> Nearly 1 Billion people don’t have access to clean drinking water and sanitation.
> Unsafe water and lack of basic sanitation cause 80% of all sickness and disease in the world, and kill more people every year than all forms of violence, including war.
> Around 700,000 children die every year water-related diseases. That’s almost 2,000 children a day.
> Children are especially vulnerable, as their bodies aren’t strong enough to fight diarrhea, dysentery and other illnesses.
> Thousands of children drop out of school every year to meet water needs for their family.
> Diarrhea, caused by dirty waters, kills more young children than AIDS, malaria and measles combined.
> Children in poor environments often carry 1,000 parasitic worms in their bodies at any given time.

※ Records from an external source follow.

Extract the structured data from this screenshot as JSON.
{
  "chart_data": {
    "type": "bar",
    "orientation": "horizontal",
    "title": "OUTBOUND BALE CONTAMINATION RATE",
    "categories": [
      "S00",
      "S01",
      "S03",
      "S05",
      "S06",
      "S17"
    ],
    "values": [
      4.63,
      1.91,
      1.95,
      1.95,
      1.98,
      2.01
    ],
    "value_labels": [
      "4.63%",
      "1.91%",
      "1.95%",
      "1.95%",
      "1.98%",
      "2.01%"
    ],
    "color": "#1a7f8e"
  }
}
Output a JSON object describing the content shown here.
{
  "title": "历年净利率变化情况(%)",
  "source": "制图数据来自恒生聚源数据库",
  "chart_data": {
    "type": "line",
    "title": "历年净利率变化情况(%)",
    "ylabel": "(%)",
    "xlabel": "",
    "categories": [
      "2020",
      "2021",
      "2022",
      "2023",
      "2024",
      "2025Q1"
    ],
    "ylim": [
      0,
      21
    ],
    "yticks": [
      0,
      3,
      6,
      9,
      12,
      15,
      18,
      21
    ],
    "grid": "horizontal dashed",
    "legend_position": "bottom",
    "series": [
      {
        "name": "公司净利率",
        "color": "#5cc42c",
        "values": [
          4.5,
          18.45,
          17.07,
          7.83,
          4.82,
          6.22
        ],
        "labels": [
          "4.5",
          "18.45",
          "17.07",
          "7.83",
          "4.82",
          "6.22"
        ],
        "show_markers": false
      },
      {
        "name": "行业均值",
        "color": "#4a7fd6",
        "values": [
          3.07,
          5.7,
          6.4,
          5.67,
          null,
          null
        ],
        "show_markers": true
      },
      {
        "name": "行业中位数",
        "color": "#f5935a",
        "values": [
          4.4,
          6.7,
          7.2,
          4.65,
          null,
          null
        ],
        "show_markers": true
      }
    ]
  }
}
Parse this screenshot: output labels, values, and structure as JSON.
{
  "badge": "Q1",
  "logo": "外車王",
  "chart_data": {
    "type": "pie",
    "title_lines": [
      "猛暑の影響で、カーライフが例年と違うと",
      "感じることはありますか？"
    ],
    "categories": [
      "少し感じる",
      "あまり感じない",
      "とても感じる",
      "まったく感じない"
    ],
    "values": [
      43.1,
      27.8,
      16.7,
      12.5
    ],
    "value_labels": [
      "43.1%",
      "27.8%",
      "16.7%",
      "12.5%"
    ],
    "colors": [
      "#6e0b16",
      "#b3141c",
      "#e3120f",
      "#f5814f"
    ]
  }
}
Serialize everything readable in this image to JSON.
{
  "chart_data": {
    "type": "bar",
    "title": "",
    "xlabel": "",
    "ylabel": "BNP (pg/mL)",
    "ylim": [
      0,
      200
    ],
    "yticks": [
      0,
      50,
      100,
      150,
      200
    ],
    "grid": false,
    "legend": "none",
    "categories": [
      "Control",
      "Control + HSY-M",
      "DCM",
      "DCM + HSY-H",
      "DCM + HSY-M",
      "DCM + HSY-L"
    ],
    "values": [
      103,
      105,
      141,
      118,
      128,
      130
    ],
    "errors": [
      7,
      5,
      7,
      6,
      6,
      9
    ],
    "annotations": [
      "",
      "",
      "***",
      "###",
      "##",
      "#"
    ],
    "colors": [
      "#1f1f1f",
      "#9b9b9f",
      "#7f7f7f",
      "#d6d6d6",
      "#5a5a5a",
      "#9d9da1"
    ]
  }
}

> 90% of the 30,000 deaths that occur every week from unsafe water and unhygienic living conditions are in children under five years old.
> More than 3.4 million people die each year from water, sanitation, and hygiene-related causes. Nearly all deaths, 99 percent, occur in the developing world.
> Many women and children in rural areas of the developing world spend hours each day walking miles to collect water from dirty or unsafe pools and rivers.
> Women and children walk 3 hours a day to collect water.
> Women must walk 3 hours a day carrying a 40lb can to collect water. This is the same weight as two car tires.
> In urban areas they collect it from polluted waterways or pay high prices to buy it from vendors. Carrying heavy water containers is an exhausting task, which takes up valuable time and energy. It often prevents women from doing vital domestic or income-generating work and stops children from going to school. The tragedy is that the water they have worked so hard to collect is often unsafe and contaminated with deadly diarrhea diseases such as cholera, typhoid and dysentery.
> Every day 2,000 children in the developing world die from preventable water-related diseases.
> 443 Million school days are lost each year due to water-related illness.
> People suffering from these diseases or caring for children who are ill from them are often unable to work to earn money, yet face large medical bills.
> The WHO reports that over 3.6% of the global disease burden can be prevented simply by improving water supply, sanitation, and hygiene.